External audits are performed by a team of competent external auditors, while the process of managing external audits in most certification companies falls under the Head of the Certification Body, which also sets the audit program and audit objectives, the audit team.

During external audits, the audit team also accompanies, if necessary, the so-called technical expert = a person who provides the team of external auditors with specific knowledge or expertise (for example, in the case of a hospital audit, it is a doctor, e.g. in the case of a food organization, it is an expert with 20 years of experience in food production, etc.).

In managerial practice, we distinguish 3 types of audits (internal, customer, certification).

Audits may be performed:

• 1st party - internal audits, performed by the organization's own trained staff - internal auditors in the organization. It focuses on assessing its strengths and weaknesses and verifying compliance with its own procedures/guidelines/methods as well as external standards adopted voluntarily (ISO 9001, etc.) or mandatory (specific customer requirements) - system, process or product audit
• 2nd party - an external audit performed by the customer or the contracting organization on behalf of the customer. A contract is concluded and the goods or services are or will be delivered. The other party's audits are subject to contract law rules as they provide contractual guidance from the customer to the supplier. Second-party audits tend to be more formal than first-party audits because the results of the audit could affect the customer's purchasing decisions. Organizations by the customer or potential business partners, are used to verify the level of quality management system at suppliers (so-called customer/supplier audit
• 3rd party - external audit, which is performed by a certification audit organization, independent, i.e. without a relationship between the customer and the supplier, without a conflict of interest, on the basis of an order or contract. The independence of the audit organization is a key element of a third-party audit. Certification audits include initial certification, surveillance, recertification (audit renewal) audits and may also include special audits. Integrated audit means that the client has included the application of the requirements of two or more management system standards in one management system and its auditing is performed according to more than one standard.
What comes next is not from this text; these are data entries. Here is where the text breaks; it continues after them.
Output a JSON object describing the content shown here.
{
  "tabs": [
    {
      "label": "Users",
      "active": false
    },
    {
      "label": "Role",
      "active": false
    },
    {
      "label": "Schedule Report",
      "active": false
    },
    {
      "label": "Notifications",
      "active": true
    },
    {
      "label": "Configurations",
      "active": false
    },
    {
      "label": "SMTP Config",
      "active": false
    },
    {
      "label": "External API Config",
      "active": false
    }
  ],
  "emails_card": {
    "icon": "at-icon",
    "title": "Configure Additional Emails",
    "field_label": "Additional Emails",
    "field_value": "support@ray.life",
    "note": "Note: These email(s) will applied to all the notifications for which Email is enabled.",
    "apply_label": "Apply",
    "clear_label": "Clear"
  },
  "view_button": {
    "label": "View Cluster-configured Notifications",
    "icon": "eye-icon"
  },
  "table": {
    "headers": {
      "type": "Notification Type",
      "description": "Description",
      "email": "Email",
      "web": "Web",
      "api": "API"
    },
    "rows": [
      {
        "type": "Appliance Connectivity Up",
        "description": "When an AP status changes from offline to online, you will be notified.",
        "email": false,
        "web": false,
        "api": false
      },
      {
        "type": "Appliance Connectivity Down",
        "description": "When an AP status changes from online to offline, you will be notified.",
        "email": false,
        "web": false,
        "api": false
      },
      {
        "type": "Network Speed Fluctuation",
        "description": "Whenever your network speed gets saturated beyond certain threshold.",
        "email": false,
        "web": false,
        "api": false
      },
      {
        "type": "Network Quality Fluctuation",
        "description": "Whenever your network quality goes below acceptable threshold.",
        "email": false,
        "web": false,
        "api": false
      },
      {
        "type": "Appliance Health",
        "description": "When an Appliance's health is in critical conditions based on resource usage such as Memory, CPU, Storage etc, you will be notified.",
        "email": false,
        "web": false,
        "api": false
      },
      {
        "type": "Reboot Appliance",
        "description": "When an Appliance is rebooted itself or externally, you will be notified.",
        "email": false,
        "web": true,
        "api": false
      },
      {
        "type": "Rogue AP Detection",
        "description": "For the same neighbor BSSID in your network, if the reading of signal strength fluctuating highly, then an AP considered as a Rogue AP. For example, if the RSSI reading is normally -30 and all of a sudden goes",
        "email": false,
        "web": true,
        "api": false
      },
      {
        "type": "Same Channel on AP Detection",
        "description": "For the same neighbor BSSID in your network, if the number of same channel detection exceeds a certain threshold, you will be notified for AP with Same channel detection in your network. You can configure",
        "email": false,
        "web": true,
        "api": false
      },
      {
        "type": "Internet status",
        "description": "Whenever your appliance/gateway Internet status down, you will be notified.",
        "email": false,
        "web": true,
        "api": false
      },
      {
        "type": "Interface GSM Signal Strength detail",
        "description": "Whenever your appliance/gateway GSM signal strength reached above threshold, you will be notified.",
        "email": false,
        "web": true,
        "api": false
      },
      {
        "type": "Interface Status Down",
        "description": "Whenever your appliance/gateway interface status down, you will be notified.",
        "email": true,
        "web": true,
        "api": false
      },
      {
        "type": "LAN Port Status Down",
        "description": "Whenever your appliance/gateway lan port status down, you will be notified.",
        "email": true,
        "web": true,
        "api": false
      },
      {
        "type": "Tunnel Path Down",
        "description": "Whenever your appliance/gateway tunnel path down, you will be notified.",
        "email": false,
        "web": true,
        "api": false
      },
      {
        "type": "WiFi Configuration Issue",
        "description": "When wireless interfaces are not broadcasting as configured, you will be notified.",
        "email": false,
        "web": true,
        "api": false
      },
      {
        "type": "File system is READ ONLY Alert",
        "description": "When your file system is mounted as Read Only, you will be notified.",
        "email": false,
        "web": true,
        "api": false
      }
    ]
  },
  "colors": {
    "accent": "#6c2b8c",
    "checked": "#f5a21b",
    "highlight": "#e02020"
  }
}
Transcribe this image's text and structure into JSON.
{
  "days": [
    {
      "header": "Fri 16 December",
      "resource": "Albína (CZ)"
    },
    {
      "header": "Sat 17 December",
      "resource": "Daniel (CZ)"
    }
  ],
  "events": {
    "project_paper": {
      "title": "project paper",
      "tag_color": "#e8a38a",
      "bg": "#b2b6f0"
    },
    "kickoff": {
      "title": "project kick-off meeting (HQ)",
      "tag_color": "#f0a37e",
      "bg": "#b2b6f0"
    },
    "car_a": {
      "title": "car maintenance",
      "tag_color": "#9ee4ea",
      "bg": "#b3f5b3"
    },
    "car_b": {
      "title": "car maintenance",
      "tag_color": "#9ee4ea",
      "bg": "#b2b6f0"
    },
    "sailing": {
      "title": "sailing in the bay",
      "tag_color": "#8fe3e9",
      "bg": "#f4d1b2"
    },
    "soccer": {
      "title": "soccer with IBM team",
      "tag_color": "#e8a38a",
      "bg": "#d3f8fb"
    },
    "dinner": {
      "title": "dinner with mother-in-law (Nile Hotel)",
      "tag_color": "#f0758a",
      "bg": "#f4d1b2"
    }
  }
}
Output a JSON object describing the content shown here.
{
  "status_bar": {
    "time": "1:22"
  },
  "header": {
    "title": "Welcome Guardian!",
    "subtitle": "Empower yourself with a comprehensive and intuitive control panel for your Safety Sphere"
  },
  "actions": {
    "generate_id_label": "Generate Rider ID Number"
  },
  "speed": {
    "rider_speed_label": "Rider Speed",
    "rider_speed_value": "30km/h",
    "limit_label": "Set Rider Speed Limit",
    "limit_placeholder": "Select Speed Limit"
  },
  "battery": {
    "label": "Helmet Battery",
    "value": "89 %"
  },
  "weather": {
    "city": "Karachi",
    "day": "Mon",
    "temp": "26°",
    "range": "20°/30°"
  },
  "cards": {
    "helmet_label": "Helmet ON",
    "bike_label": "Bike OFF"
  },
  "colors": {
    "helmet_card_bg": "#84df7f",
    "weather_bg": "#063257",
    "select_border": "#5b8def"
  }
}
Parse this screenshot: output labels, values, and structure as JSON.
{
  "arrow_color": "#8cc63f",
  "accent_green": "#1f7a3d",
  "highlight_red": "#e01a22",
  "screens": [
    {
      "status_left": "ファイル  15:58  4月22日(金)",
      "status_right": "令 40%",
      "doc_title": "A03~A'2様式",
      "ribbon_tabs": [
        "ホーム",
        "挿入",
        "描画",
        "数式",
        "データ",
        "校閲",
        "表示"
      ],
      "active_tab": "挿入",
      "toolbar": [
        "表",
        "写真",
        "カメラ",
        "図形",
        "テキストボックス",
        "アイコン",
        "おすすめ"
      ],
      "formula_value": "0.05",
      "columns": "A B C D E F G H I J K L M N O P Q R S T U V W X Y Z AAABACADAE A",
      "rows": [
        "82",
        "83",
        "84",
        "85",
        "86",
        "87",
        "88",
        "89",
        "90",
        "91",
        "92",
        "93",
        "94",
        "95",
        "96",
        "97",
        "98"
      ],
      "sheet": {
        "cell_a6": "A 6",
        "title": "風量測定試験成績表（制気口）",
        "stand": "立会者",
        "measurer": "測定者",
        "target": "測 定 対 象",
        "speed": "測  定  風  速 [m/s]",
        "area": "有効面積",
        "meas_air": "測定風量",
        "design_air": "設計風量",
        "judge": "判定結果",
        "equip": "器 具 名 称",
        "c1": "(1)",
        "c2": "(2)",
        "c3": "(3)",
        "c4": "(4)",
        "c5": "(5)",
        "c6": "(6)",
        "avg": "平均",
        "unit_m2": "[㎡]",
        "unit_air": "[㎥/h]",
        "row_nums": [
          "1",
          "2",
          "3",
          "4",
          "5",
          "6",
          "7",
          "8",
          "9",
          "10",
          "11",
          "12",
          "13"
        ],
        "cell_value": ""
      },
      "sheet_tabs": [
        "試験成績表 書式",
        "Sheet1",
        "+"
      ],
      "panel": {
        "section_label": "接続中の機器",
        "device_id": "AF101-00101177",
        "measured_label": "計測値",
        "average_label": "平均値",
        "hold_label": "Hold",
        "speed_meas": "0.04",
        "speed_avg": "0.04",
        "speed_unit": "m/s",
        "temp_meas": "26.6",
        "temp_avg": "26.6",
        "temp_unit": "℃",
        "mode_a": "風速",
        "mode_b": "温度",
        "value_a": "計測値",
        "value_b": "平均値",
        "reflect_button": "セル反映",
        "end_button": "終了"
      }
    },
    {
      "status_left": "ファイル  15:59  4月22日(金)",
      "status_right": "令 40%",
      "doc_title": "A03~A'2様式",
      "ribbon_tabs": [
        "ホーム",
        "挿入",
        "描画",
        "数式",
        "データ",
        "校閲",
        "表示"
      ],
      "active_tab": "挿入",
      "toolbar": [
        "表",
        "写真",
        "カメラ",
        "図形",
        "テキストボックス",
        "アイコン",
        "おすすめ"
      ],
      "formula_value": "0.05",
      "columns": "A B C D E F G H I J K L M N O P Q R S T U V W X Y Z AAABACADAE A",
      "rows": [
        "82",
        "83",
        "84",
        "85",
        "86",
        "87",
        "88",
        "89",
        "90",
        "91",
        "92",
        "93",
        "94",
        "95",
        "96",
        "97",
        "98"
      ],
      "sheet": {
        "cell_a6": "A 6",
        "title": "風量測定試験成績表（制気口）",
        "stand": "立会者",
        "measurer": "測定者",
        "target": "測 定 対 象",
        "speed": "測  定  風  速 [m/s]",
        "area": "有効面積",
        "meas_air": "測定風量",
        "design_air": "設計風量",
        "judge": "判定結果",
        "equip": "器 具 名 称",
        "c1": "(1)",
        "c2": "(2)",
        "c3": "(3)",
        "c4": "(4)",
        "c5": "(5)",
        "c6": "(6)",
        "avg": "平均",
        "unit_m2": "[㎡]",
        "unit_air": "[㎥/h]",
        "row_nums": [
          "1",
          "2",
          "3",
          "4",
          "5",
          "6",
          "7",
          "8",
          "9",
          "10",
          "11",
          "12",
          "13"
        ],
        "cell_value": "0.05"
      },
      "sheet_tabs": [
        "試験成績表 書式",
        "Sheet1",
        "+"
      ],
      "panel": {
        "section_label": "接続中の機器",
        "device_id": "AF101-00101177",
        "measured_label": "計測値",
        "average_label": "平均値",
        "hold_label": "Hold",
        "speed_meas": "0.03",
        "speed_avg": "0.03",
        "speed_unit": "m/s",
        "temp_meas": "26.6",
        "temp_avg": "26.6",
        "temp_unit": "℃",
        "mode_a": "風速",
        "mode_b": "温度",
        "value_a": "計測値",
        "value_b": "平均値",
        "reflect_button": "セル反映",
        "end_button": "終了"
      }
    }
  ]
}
The result of 3rd party audits may be the certification of the quality management system or another management system, registration, recognition, evaluation, approval of the license, a fine imposed by a third-party organization or an interested party.

For both types of audits (internal and external), the audits are performed by a team of competent auditors meeting the requirements of Chapter 7. Competence of auditors - ISO 19011 standards consisting of the Chief Auditor and the Auditors. In addition, external auditors must meet the requirements set out in the "Auditor's Knowledge and Skills Table" in accordance with ISO/IEC 17021-1.
 

According to the object, orientation and focus, audits are divided into:

• audit of quality management system, EMS, health and safety (structure and functionality of management system)
• process audit (suitability and reliability of processes, especially core business processes)
• product audit (verification of elements, parts, characteristics, components and final product in accordance with specifications)

 The relationship between internal and external auditors is good if the top management of the organization provides adequate resources and support needed to streamline the quality management system. The more precise and frequent the internal audits performed in the organization (while corrective measures for detected nonconformities are also effectively implemented), the easier the organization can handle external audits performed by either a third-party (certification body) or the other party (customers).

In accordance with EN ISO 19011:2018, it is possible to identify the main differences between external and internal audits in the subject and scope of the audit, in the knowledge of environmental conditions and risks of the audited entity and the degree of auditor independence.

According to the IIA (2009) survey, senior management and internal auditors consider the most important benefit of internal audit to be providing objective assurance that key business risks are being adequately managed and that the risk management and internal control framework are working effectively. They believe that internal audit is more likely to bring value by focusing on its assurance role, i.e. confirming that the management system in place meets the requirements of the relevant ISO international standard as well as in-house specific rules/directives and customer specific requirements.

External audits performed by customers give the organization a chance to gain a new business opportunity (due diligence audits in business tenders), while external certification audits performed by certification bodies provide the organization's management with assurance that the established management system meets the requirements of the relevant ISO standard. credit in the eyes of customers.